SaunaSchon vor ca. 3.000 Jahren kannte man in China die sogenannte Flächenerwärmung. Diese basiert auf den heilenden Eigenschaften der Infrarotstrahlung, deren wissenschaftlicher Komponente damals natürlich noch nicht bekannt war: Einfach in die Sonne gehen und sich von ihr erwärmen lassen. Die Chinesen merkten recht schnell, dass die Kraft der Sonne auch im Winter sehr stark war und nutzten deren Effekt aus diesem Grund auch in dieser Jahreszeit. Letztlich kann man sagen, dass auch die Nutzung der Sauna durch die Finnen hierauf basiert, wobei die Erkenntnisse der Chinesen über diese Art der Kraft der Sonne irgendwann verloren ging und erst wieder neu entdeckt werden musste. Und zwar durch Friedrich Wilhelm Herschel, der die Infrarotstrahlung der Sonne entdeckte. Allerdings war ihm damals noch nicht klar, für was die Menschen unter anderem diese Erkenntnisse später einmal nutzen würden, nämlich um sich in einer Kabine einen Ort zu schaffen, in der die Kraft der Infrarotstrahlung wirkt, ihren Körper wieder ins Gleichgewicht bringt und für Erholung sorgt. Heute ist die Technologie ausgereift, das Angebot groß.

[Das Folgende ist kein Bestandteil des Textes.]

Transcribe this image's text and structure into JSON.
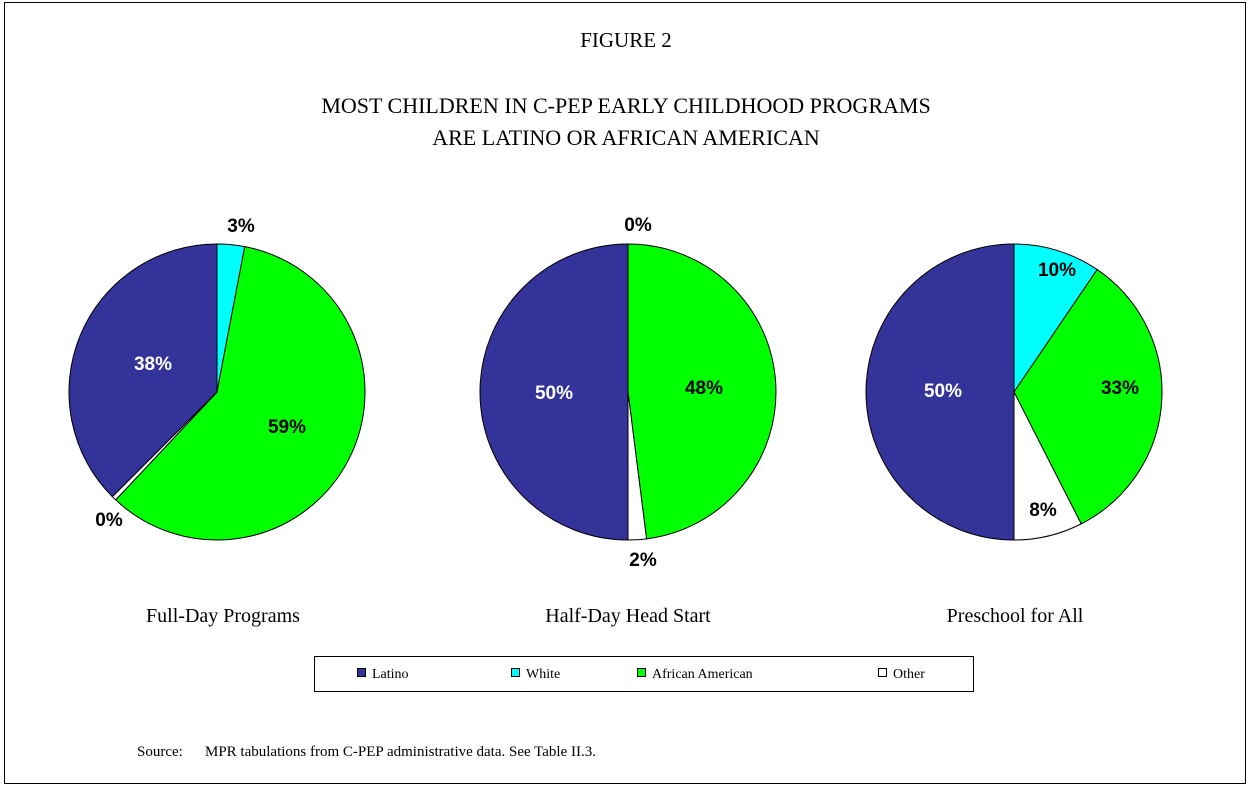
{
  "figure": {
    "label": "FIGURE 2",
    "title_line1": "MOST CHILDREN IN C-PEP EARLY CHILDHOOD PROGRAMS",
    "title_line2": "ARE LATINO OR AFRICAN AMERICAN"
  },
  "colors": {
    "Latino": "#333399",
    "White": "#00ffff",
    "African American": "#00ff00",
    "Other": "#ffffff"
  },
  "chart_data": [
    {
      "type": "pie",
      "title": "Full-Day Programs",
      "slices": [
        {
          "label": "White",
          "value": 3,
          "display": "3%"
        },
        {
          "label": "African American",
          "value": 59,
          "display": "59%"
        },
        {
          "label": "Other",
          "value": 0.5,
          "display": "0%"
        },
        {
          "label": "Latino",
          "value": 37.5,
          "display": "38%"
        }
      ]
    },
    {
      "type": "pie",
      "title": "Half-Day Head Start",
      "slices": [
        {
          "label": "White",
          "value": 0,
          "display": "0%"
        },
        {
          "label": "African American",
          "value": 48,
          "display": "48%"
        },
        {
          "label": "Other",
          "value": 2,
          "display": "2%"
        },
        {
          "label": "Latino",
          "value": 50,
          "display": "50%"
        }
      ]
    },
    {
      "type": "pie",
      "title": "Preschool for All",
      "slices": [
        {
          "label": "White",
          "value": 9.5,
          "display": "10%"
        },
        {
          "label": "African American",
          "value": 33,
          "display": "33%"
        },
        {
          "label": "Other",
          "value": 7.5,
          "display": "8%"
        },
        {
          "label": "Latino",
          "value": 50,
          "display": "50%"
        }
      ]
    }
  ],
  "legend": {
    "items": [
      {
        "label": "Latino"
      },
      {
        "label": "White"
      },
      {
        "label": "African American"
      },
      {
        "label": "Other"
      }
    ]
  },
  "source": {
    "label": "Source:",
    "text": "MPR tabulations from C-PEP administrative data.  See Table II.3."
  }
}
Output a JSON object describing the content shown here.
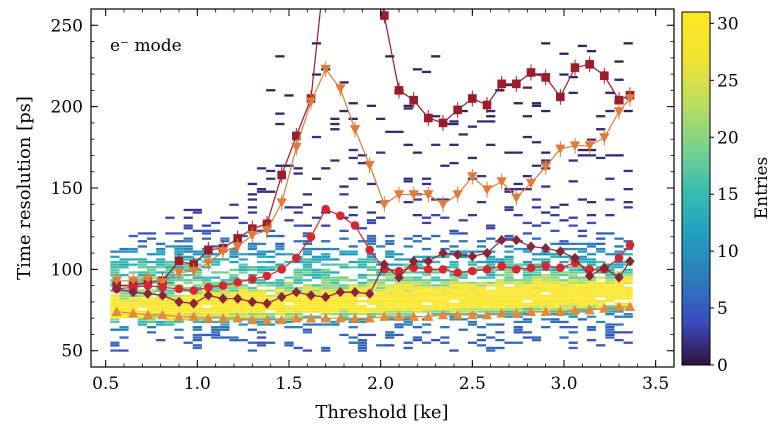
{
  "chart_data": {
    "type": "heatmap",
    "annotation": "e⁻ mode",
    "xlabel": "Threshold [ke]",
    "ylabel": "Time resolution [ps]",
    "xlim": [
      0.42,
      3.6
    ],
    "ylim": [
      40,
      260
    ],
    "xticks": [
      0.5,
      1.0,
      1.5,
      2.0,
      2.5,
      3.0,
      3.5
    ],
    "xtick_labels": [
      "0.5",
      "1.0",
      "1.5",
      "2.0",
      "2.5",
      "3.0",
      "3.5"
    ],
    "yticks": [
      50,
      100,
      150,
      200,
      250
    ],
    "ytick_labels": [
      "50",
      "100",
      "150",
      "200",
      "250"
    ],
    "grid": false,
    "colorbar": {
      "label": "Entries",
      "range": [
        0,
        31
      ],
      "ticks": [
        0,
        5,
        10,
        15,
        20,
        25,
        30
      ],
      "tick_labels": [
        "0",
        "5",
        "10",
        "15",
        "20",
        "25",
        "30"
      ],
      "colors": [
        "#30123b",
        "#3b4cc0",
        "#2c7fb8",
        "#21a0c0",
        "#3cbfae",
        "#7fd38a",
        "#c2de5c",
        "#f2e430",
        "#fde725"
      ]
    },
    "x": [
      0.55,
      0.6,
      0.65,
      0.7,
      0.75,
      0.8,
      0.85,
      0.9,
      0.95,
      1.0,
      1.05,
      1.1,
      1.15,
      1.2,
      1.25,
      1.3,
      1.35,
      1.4,
      1.45,
      1.5,
      1.55,
      1.6,
      1.65,
      1.7,
      1.75,
      1.8,
      1.85,
      1.9,
      1.95,
      2.0,
      2.05,
      2.1,
      2.15,
      2.2,
      2.25,
      2.3,
      2.35,
      2.4,
      2.45,
      2.5,
      2.55,
      2.6,
      2.65,
      2.7,
      2.75,
      2.8,
      2.85,
      2.9,
      2.95,
      3.0,
      3.05,
      3.1,
      3.15,
      3.2,
      3.25,
      3.3,
      3.35
    ],
    "series": [
      {
        "marker": "square",
        "color": "#9b1c2a",
        "errorbars": true,
        "x": [
          0.56,
          0.65,
          0.73,
          0.81,
          0.9,
          0.98,
          1.06,
          1.14,
          1.22,
          1.3,
          1.38,
          1.46,
          1.54,
          1.62,
          1.7,
          1.78,
          1.86,
          1.94,
          2.02,
          2.1,
          2.18,
          2.26,
          2.34,
          2.42,
          2.5,
          2.58,
          2.66,
          2.74,
          2.82,
          2.9,
          2.98,
          3.06,
          3.14,
          3.22,
          3.3,
          3.36
        ],
        "y": [
          90,
          90,
          92,
          93,
          105,
          103,
          112,
          113,
          119,
          125,
          128,
          158,
          182,
          205,
          290,
          300,
          295,
          300,
          256,
          210,
          204,
          193,
          190,
          198,
          205,
          201,
          214,
          214,
          221,
          218,
          206,
          224,
          226,
          219,
          204,
          207
        ]
      },
      {
        "marker": "triangle-down",
        "color": "#e07b3a",
        "errorbars": true,
        "x": [
          0.56,
          0.65,
          0.73,
          0.81,
          0.9,
          0.98,
          1.06,
          1.14,
          1.22,
          1.3,
          1.38,
          1.46,
          1.54,
          1.62,
          1.7,
          1.78,
          1.86,
          1.94,
          2.02,
          2.1,
          2.18,
          2.26,
          2.34,
          2.42,
          2.5,
          2.58,
          2.66,
          2.74,
          2.82,
          2.9,
          2.98,
          3.06,
          3.14,
          3.22,
          3.3,
          3.36
        ],
        "y": [
          93,
          93,
          94,
          92,
          98,
          99,
          104,
          111,
          114,
          121,
          124,
          141,
          175,
          203,
          223,
          211,
          186,
          164,
          140,
          146,
          146,
          146,
          140,
          146,
          157,
          149,
          154,
          144,
          153,
          163,
          174,
          176,
          176,
          181,
          197,
          205
        ]
      },
      {
        "marker": "circle",
        "color": "#d6262e",
        "errorbars": false,
        "x": [
          0.56,
          0.65,
          0.73,
          0.81,
          0.9,
          0.98,
          1.06,
          1.14,
          1.22,
          1.3,
          1.38,
          1.46,
          1.54,
          1.62,
          1.7,
          1.78,
          1.86,
          1.94,
          2.02,
          2.1,
          2.18,
          2.26,
          2.34,
          2.42,
          2.5,
          2.58,
          2.66,
          2.74,
          2.82,
          2.9,
          2.98,
          3.06,
          3.14,
          3.22,
          3.3,
          3.36
        ],
        "y": [
          88,
          89,
          90,
          89,
          88,
          87,
          89,
          90,
          92,
          94,
          96,
          100,
          107,
          120,
          137,
          133,
          127,
          112,
          100,
          99,
          101,
          100,
          100,
          98,
          99,
          100,
          102,
          100,
          101,
          102,
          101,
          104,
          100,
          100,
          107,
          115
        ]
      },
      {
        "marker": "diamond",
        "color": "#8b2436",
        "errorbars": false,
        "x": [
          0.56,
          0.65,
          0.73,
          0.81,
          0.9,
          0.98,
          1.06,
          1.14,
          1.22,
          1.3,
          1.38,
          1.46,
          1.54,
          1.62,
          1.7,
          1.78,
          1.86,
          1.94,
          2.02,
          2.1,
          2.18,
          2.26,
          2.34,
          2.42,
          2.5,
          2.58,
          2.66,
          2.74,
          2.82,
          2.9,
          2.98,
          3.06,
          3.14,
          3.22,
          3.3,
          3.36
        ],
        "y": [
          88,
          86,
          85,
          84,
          80,
          79,
          84,
          82,
          82,
          80,
          79,
          83,
          86,
          84,
          83,
          86,
          86,
          85,
          103,
          95,
          105,
          105,
          110,
          109,
          108,
          110,
          118,
          118,
          114,
          113,
          111,
          107,
          96,
          101,
          95,
          105
        ]
      },
      {
        "marker": "triangle-up",
        "color": "#e08a3a",
        "errorbars": false,
        "x": [
          0.56,
          0.65,
          0.73,
          0.81,
          0.9,
          0.98,
          1.06,
          1.14,
          1.22,
          1.3,
          1.38,
          1.46,
          1.54,
          1.62,
          1.7,
          1.78,
          1.86,
          1.94,
          2.02,
          2.1,
          2.18,
          2.26,
          2.34,
          2.42,
          2.5,
          2.58,
          2.66,
          2.74,
          2.82,
          2.9,
          2.98,
          3.06,
          3.14,
          3.22,
          3.3,
          3.36
        ],
        "y": [
          74,
          73,
          72,
          72,
          71,
          71,
          70,
          70,
          70,
          69,
          69,
          69,
          70,
          70,
          70,
          70,
          70,
          70,
          71,
          71,
          71,
          71,
          72,
          72,
          72,
          72,
          73,
          73,
          74,
          74,
          74,
          75,
          75,
          76,
          77,
          77
        ]
      }
    ]
  }
}
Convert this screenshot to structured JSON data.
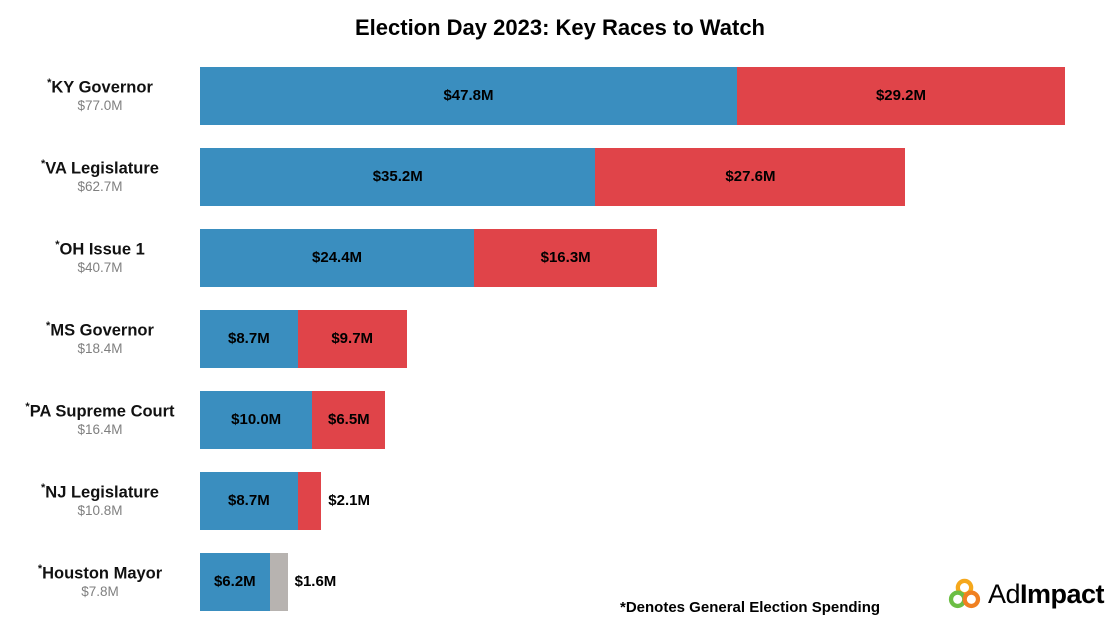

Heimsauna vs. Fitnesscenter

Auch Zweierkabinen werden angeboten, so dass man nicht allein sich der Entspannung in der Infrarotsauna mehr hingeben muss. Rechnet man sich aus, wie viel Geld man für den Besuch einer öffentlichen Sauna dieser Art auf den Tresen der Fitnesscenter legen müsste, die meist auch einen Mitgliedsbeitrag verlangen, hat sich die Anschaffung einer eigenen Sauna schnell kompensiert. Platz benötigt man für diese Sauna nur in dem Umfang, so groß wie auch ein zweitüriger Schrank sein würde. Der Vorteil hier ist, dass diese Sauna sehr schnell in Betrieb genommen werden kann. Die Finnensauna müsste über Stunden hinweg aufgeheizt werden.

Effektive Wirkung

Der regelmäßige Gang in die Infrarotsauna bewirkt im und am Körper wahre Wunder. Die Wirkweise der Infrarotstrahlung auf den Köper verbessert den Blutkreislauf, reinigt den Körper von Giftstoffen, die über die Hautporen und Schweißdrüsen  austreten und sorgt für Stressabbau.